Venker paints a most unyieldlingly awful portrait of men, one that is happily belied by actual, real, American men. And we won’t stand for the sort of male-bashing Venker offers. We want it all also —and the only way we can have it all is to halve it all.
How do you decide what "half the work" means? Photo by Adam Jones, Ph.D. via flickr.com.
In a June 2012 TIME Ideas column online, author Judith Warner reflects on the recent work of sociologist Andrea Doucet (of Ontario’s Brock University). Warner writes that Doucet’s focus on shifting family paradigms, as well as women’s increasing numbers in the ranks of “family breadwinners” (that is, primary earners in heterosexual relationships), has led the researcher to look for a change from “50-50″ thinking to a focus on egalitarianism across the board. This leads to “something more like fairness—or like ‘symmetry’.”
Doucet tells Warner:
My overall aim is for gender equality… but it always bothers me when the measures we use are not quick in synch with how people live their lives… Maybe what we need to change then is that larger set of conditions that allow people to make choices that work.

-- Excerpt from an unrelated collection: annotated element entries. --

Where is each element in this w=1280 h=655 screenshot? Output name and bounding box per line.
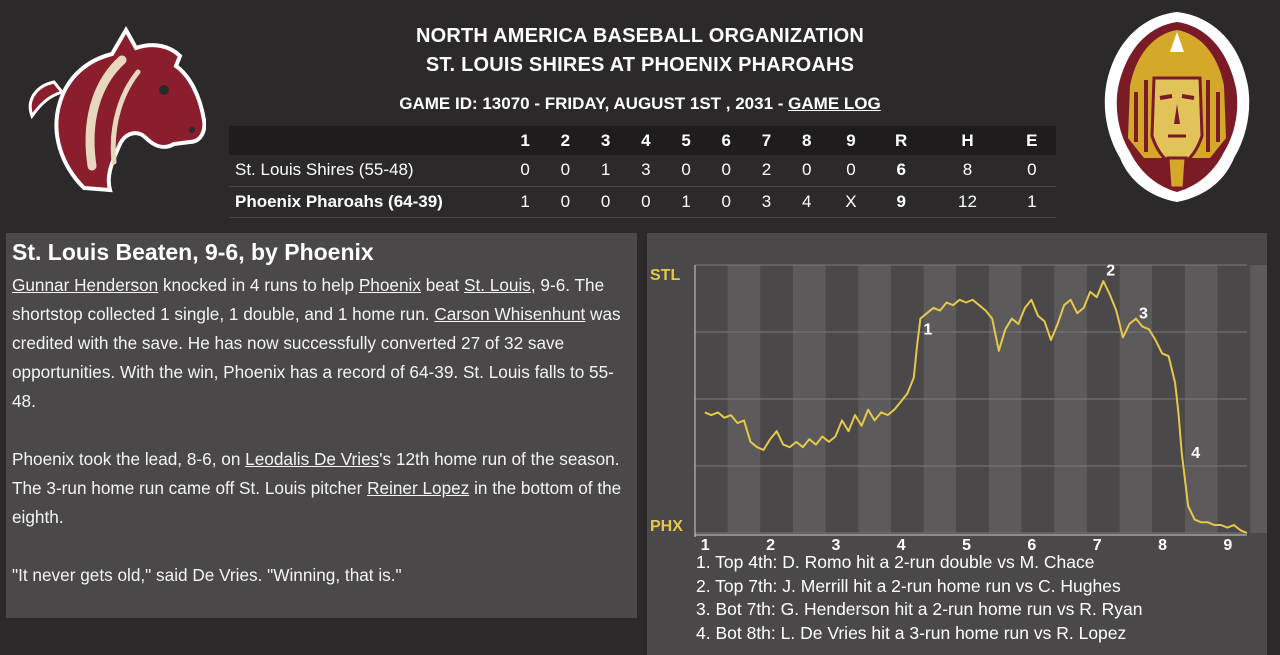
inning-header: 6 xyxy=(706,126,747,155)
x-tick-label: 3 xyxy=(831,537,840,553)
key-play-item: 1. Top 4th: D. Romo hit a 2-run double v… xyxy=(696,552,1095,572)
inning-header: 5 xyxy=(665,126,707,155)
pharaoh-head-logo xyxy=(1104,12,1250,202)
recap-paragraph-1: Gunnar Henderson knocked in 4 runs to he… xyxy=(12,271,631,416)
x-tick-label: 9 xyxy=(1223,537,1232,553)
game-recap-panel: St. Louis Beaten, 9-6, by Phoenix Gunnar… xyxy=(6,233,637,618)
team-link[interactable]: Phoenix xyxy=(358,275,421,295)
game-header: NORTH AMERICA BASEBALL ORGANIZATION ST. … xyxy=(0,22,1280,116)
recap-text: in the bottom of the eighth. xyxy=(12,478,622,527)
x-tick-label: 8 xyxy=(1158,537,1167,553)
total-cell: 8 xyxy=(927,155,1008,187)
key-play-item: 2. Top 7th: J. Merrill hit a 2-run home … xyxy=(696,575,1121,596)
game-info: GAME ID: 13070 - FRIDAY, AUGUST 1ST , 20… xyxy=(0,92,1280,116)
inning-score: 0 xyxy=(505,155,546,187)
horse-head-logo xyxy=(28,25,206,193)
inning-score: 0 xyxy=(786,155,827,187)
recap-text: was credited with the save. He has now s… xyxy=(12,304,621,411)
recap-text: beat xyxy=(420,275,464,295)
matchup-title: ST. LOUIS SHIRES AT PHOENIX PHAROAHS xyxy=(425,54,855,76)
inning-header: 2 xyxy=(545,126,586,155)
key-play-marker: 3 xyxy=(1139,306,1148,323)
player-link[interactable]: Carson Whisenhunt xyxy=(434,304,586,324)
linescore-row: St. Louis Shires (55-48) 0 0 1 3 0 0 2 0 0 6 8 0 xyxy=(229,155,1056,187)
recap-headline: St. Louis Beaten, 9-6, by Phoenix xyxy=(12,239,374,265)
inning-score: 0 xyxy=(706,186,747,218)
inning-header: 8 xyxy=(786,126,827,155)
inning-score: 1 xyxy=(505,186,546,218)
recap-text: Phoenix took the lead, 8-6, on xyxy=(12,449,246,469)
total-cell: 12 xyxy=(927,186,1008,218)
inning-header: 1 xyxy=(505,126,546,155)
inning-score: 4 xyxy=(786,186,827,218)
inning-header: 4 xyxy=(625,126,666,155)
key-play-item: 4. Bot 8th: L. De Vries hit a 3-run home… xyxy=(696,622,1127,643)
player-link[interactable]: Reiner Lopez xyxy=(367,478,470,498)
game-info-text: GAME ID: 13070 - FRIDAY, AUGUST 1ST , 20… xyxy=(399,94,789,113)
key-plays-list: 1. Top 4th: D. Romo hit a 2-run double v… xyxy=(696,551,1142,645)
inning-score: 0 xyxy=(545,155,586,187)
x-tick-label: 5 xyxy=(962,537,971,553)
x-tick-label: 2 xyxy=(766,537,775,553)
inning-header: H xyxy=(927,126,1008,155)
key-play-marker: 2 xyxy=(1106,263,1115,280)
total-cell: 1 xyxy=(1007,186,1056,218)
inning-score: 0 xyxy=(706,155,747,187)
key-play-marker: 4 xyxy=(1191,445,1200,462)
inning-score: 1 xyxy=(665,186,707,218)
organization-title: NORTH AMERICA BASEBALL ORGANIZATION xyxy=(415,25,865,47)
inning-header: 9 xyxy=(826,126,876,155)
game-log-link[interactable]: GAME LOG xyxy=(788,94,881,113)
inning-score: 0 xyxy=(585,186,626,218)
win-probability-chart: STL PHX 1 2 3 4 5 6 7 8 9 1 2 3 4 xyxy=(650,263,1267,553)
inning-header: R xyxy=(875,126,928,155)
win-probability-panel: STL PHX 1 2 3 4 5 6 7 8 9 1 2 3 4 1. Top 4th: D. Romo … xyxy=(647,233,1267,655)
inning-header: 7 xyxy=(746,126,787,155)
bottom-half-band xyxy=(1250,265,1267,533)
inning-score: X xyxy=(826,186,876,218)
inning-score: 0 xyxy=(545,186,586,218)
inning-score: 3 xyxy=(746,186,787,218)
linescore-row: Phoenix Pharoahs (64-39) 1 0 0 0 1 0 3 4 X 9 12 1 xyxy=(229,186,1056,218)
recap-text: 's 12th home run of the season. The 3-ru… xyxy=(12,449,620,498)
chart-top-label: STL xyxy=(650,267,680,284)
team-name: St. Louis Shires (55-48) xyxy=(229,155,505,187)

The problem, the author explains, is that, even though many attempts have been made to create greater equality by assuming the gold standard would be “lives of sameness.” Through a series of rhetorical questions, Warner reasons that Doucet’s concept could open up space for families to define egalitarianism based on their own measures of earning power, love of career, and the rewarding (and annoying) aspects of various tasks that keep a family humming along:
It’s something of a “from each according to his abilities to each according to his needs” formulation, one that might, for once, just possibly work. Sharing, as opposed to equality.”
The real key here might lie in changing public discussions to reflect the actual lives of families, who are already negotiating, balancing, and flourishing in egalitarian homes. These mothers and fathers, wives and husbands might just need the vocabulary to explain their (gasp!) Marxist micro-communities.